One such model is ELMo (Embeddings from Language Models), like ELMo from Sesame Street. We use recurrent neural networks, they have memory and can process sequences. For example: “The programmer Vasya loves beer. Every evening after work, he goes to the Jonathan and misses a glass or two. " So, who is he? Is he this evening, is he a beer, or is he a programmer Vasya? A neural network that processes words as elements of a sequence, given the context, a recurrent neural network, can understand the relationships, solve this problem, and highlight some semantics.
We train such a deep neural network to model texts. Formally, this is the task of teaching with a teacher, but the teacher is the unallocated text itself. The next word in the text is a teacher in relation to all the previous ones. Thus, we can use gigabytes, dozens of gigabytes of texts, train effective models that the semantics in these texts emphasize. And then, when we use the Embeddings from Language Models (ELMo) model in output mode, we give the word based on context. Not just a stick, but let's stick. We look at what the neural network generates at this point in time, which signals. We catanate these signals and get a vector representation of the word in a specific text, taking into account its specific sematic significance.
There is one more peculiarity in the analysis of texts: when the task of machine translation is solved, the same meaning can be conveyed by one number of words in English and another number of words in Russian. Accordingly, there is no linear comparison, and we need a mechanism that would focus on certain pieces of text in order to adequately translate them into another language. Initially, attention was invented for machine translation - the task of converting one text to another with ordinary recurrent neural systems. To this we add a special layer of attention, which at each moment of time evaluates which word is important to us now.

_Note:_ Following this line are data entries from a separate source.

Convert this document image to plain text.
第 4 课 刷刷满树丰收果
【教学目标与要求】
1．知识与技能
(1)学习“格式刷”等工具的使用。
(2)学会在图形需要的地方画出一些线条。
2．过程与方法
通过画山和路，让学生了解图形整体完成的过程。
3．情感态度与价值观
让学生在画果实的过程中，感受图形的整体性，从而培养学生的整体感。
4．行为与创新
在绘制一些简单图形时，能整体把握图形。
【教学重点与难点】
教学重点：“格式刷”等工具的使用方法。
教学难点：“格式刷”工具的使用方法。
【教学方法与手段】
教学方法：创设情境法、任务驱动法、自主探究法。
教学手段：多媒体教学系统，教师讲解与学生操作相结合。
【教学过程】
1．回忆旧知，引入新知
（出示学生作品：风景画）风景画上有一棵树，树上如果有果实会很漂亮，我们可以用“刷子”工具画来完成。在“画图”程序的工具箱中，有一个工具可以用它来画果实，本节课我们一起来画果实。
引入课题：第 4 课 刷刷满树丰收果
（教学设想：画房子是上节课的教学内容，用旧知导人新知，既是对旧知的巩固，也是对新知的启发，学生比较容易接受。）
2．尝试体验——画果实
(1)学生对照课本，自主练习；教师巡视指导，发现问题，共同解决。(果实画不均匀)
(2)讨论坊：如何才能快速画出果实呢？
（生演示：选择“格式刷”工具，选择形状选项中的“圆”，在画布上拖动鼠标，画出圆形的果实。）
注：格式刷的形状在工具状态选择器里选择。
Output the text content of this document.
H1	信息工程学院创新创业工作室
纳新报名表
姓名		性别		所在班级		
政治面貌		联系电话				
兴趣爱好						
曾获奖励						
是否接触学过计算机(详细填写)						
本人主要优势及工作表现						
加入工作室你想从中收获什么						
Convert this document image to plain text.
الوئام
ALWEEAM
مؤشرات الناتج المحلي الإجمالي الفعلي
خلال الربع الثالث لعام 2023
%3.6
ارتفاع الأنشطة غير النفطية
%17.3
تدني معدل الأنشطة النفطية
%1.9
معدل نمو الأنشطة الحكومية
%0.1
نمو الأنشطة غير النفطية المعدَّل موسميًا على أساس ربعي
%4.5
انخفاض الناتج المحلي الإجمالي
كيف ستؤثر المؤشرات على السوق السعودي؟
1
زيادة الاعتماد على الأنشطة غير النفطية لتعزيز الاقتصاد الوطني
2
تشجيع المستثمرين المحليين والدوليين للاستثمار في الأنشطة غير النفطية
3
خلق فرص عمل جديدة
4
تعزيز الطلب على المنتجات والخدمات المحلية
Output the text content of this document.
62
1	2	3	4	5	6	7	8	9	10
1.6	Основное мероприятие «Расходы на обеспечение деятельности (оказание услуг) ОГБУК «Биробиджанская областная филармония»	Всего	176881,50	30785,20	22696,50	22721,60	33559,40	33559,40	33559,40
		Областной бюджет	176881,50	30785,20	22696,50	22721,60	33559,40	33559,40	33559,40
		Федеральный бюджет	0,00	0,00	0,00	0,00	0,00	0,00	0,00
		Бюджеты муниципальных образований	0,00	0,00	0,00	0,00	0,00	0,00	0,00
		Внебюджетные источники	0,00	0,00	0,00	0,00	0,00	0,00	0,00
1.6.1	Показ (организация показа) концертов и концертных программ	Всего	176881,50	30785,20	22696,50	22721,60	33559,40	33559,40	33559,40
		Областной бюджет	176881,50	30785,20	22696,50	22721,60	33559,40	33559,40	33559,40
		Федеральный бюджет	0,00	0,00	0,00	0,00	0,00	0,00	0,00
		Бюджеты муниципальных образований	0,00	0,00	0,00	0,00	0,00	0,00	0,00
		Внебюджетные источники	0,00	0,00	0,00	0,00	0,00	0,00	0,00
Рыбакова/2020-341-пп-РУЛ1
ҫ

But then the guys from Google thought, why not use the attention mechanism at all without recurrent neural networks - just attention. And they came up with an architecture called a transformer (BERT (Bidirectional Encoder Representations from Transformers)).
On the basis of such an architecture, when there is only multi-headed attention, special algorithms were invented that can also analyze the relationship of words in texts, the relationship of texts with each other - as ELMo does, it is only more cunning. Firstly, it’s a cooler and more complex network. Secondly, we solve two problems at the same time, and not one, as in the case of ELMo - language modeling, forecasting. We are trying to restore hidden words in the text and restore links between texts. That is, let's say: “The programmer Vasya loves beer. Every night he goes to the bar. ” Two texts are interconnected. “Programmer Vasya loves beer. Cranes fly south in the fall ”- these are two unrelated texts. Again, this information can be extracted from unallocated texts, trained BERT and get very cool results.
This was published last November in the article “Attention Is All You Need,” which I highly recommend reading. At the moment, this is the coolest result in the field of text analysis for solving various problems: for text classification (recognition of tonality, user's intentions); for question and answer systems; for recognizing named entities and so on. Modern dialogue systems use BERT, pre-trained contextual embeddings (ELMo or BERT) in order to understand what the user wants. But the dialogue management module is still often designed based on rules, because a particular dialogue can be very dependent on the subject or even on the task.